In the age of electronic documents and cloud storage, one thing remains tangible at Kenyon: the Matriculation Book.
Three leather-bound books, tucked into protective boxes, are housed in the vault in the Greenslade Special Collections and Archives in Chalmers Library. Each year, they’re brought out for all first-year students to sign on Founders’ Day.
The first book, with its thick pages yellowing at the edges, contains the fading handwritten script of then-president David Bates Douglass’ speech launching the rite of matriculation, or the official admission into Kenyon. Following that speech on July 17, 1841, which called the conditions of matriculation “wholly of a moral character,” students signed the book, pledging their allegiance to their alma mater.
Today, almost 24,000 students have signed the book. The first volume contains signatures from 1841 through 1956, and the second volume covers 1957 through 2010. A third volume, now less than a quarter full, was started in 2011.
“They’re beautiful,” said Tom Stamp ’73, College historian and keeper of Kenyoniana. “They’re like Kenyon family bibles.”
Signing the book never has been a condition of graduation, Stamp said. Many students do not sign while enrolled for various reasons but come back later to do so. One of the most famous late signers was best-selling author John Green ’00, who missed adding his signature because he was busy writing on Founders’ Day in 1996. He signed the book in 2014 when he was on campus to give a talk. His signature is one of the most requested to view along with those of Rutherford B. Hayes, Class of 1842, Paul Newman ’49 H’61 and E.L. Doctorow ’52 H’76.

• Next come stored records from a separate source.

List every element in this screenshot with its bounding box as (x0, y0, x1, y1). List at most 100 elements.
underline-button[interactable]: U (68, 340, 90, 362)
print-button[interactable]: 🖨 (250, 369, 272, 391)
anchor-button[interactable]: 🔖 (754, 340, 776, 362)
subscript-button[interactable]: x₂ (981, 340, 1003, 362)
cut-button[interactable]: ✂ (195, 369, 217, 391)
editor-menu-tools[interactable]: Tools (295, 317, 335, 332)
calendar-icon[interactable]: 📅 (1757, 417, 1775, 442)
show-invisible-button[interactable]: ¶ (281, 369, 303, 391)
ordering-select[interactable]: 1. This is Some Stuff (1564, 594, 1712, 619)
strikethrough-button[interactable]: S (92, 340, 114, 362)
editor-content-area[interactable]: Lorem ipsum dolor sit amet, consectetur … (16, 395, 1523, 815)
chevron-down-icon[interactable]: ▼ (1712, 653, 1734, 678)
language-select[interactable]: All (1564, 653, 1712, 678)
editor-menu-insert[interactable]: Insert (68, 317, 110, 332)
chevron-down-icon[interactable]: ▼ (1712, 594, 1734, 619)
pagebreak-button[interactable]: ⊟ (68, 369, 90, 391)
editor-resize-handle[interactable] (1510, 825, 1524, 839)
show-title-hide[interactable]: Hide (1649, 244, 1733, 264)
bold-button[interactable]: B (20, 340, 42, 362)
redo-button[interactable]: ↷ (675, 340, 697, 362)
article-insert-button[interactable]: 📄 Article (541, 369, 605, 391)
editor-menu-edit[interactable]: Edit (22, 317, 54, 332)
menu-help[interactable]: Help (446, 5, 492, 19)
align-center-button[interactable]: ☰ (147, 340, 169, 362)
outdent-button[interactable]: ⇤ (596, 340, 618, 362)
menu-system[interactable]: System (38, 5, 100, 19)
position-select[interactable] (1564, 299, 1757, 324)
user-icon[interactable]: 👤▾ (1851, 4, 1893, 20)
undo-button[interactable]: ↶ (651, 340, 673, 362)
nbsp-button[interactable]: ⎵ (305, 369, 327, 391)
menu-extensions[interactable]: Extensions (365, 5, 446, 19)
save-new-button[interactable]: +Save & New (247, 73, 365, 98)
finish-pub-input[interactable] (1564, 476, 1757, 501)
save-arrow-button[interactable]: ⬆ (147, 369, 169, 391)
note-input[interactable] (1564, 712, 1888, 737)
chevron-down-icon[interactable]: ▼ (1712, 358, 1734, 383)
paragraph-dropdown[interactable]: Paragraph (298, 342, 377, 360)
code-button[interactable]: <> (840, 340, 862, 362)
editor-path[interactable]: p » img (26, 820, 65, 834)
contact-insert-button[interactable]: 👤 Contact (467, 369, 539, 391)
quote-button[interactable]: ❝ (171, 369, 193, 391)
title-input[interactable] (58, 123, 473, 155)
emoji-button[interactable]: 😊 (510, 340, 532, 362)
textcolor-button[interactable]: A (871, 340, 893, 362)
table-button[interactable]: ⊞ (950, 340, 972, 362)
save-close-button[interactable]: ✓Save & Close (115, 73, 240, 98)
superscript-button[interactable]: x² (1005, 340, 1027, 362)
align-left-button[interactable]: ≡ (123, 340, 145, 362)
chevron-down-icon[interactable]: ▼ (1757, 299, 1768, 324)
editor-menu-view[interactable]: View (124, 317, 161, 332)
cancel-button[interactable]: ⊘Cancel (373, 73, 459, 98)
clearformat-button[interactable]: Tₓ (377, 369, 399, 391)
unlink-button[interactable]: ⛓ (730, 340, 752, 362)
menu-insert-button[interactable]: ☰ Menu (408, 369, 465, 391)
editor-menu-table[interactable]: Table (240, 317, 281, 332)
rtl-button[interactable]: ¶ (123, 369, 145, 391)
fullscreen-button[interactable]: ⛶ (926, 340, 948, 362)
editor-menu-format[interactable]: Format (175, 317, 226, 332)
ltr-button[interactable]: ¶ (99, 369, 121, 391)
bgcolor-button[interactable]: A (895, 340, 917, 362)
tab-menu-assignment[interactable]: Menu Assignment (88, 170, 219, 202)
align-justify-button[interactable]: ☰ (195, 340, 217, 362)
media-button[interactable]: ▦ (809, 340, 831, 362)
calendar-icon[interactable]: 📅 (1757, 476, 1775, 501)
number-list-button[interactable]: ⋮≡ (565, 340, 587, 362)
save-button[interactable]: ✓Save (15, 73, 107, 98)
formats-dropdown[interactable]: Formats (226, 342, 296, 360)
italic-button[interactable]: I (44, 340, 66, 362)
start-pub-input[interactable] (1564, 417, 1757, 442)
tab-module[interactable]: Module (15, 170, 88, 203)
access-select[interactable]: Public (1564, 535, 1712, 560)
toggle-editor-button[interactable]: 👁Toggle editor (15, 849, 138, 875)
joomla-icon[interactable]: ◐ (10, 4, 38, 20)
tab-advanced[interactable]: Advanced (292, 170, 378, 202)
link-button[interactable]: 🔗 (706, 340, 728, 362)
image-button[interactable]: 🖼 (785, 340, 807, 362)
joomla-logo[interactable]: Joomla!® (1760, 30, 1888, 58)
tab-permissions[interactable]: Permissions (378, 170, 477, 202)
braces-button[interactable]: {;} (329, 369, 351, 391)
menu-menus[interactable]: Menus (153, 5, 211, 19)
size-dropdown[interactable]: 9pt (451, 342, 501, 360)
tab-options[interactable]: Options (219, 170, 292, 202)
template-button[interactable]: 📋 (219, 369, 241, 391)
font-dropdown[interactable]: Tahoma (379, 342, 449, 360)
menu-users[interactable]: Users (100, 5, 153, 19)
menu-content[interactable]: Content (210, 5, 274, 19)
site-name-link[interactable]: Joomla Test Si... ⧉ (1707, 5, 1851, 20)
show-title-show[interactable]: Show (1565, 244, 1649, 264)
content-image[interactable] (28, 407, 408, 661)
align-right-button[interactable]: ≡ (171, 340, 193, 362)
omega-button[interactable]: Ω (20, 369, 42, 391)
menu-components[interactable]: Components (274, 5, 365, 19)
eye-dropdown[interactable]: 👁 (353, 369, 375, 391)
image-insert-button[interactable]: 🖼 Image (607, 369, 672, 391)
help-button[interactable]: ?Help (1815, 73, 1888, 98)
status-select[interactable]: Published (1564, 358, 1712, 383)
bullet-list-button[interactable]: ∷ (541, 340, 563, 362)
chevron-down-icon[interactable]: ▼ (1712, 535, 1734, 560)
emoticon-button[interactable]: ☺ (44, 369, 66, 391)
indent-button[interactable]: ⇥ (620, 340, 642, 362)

The book rarely leaves the archives, but it is brought out on several occasions in addition to Founders’ Day — for Family Weekend, Reunion Weekend and Commencement. The book also can be viewed by appointment. “We have guests a few times a week,” said Abigail Tayse, the College archivist.
Today, students use special pens with acid-free ink that won’t degrade the paper, so signatures won’t fade as the text of Bates Douglass’ speech has. And even though they are allowed to practice signing their names before recording them among all the others, a few students every year still make mistakes, Tayse says. The most common? “They misspell their names.”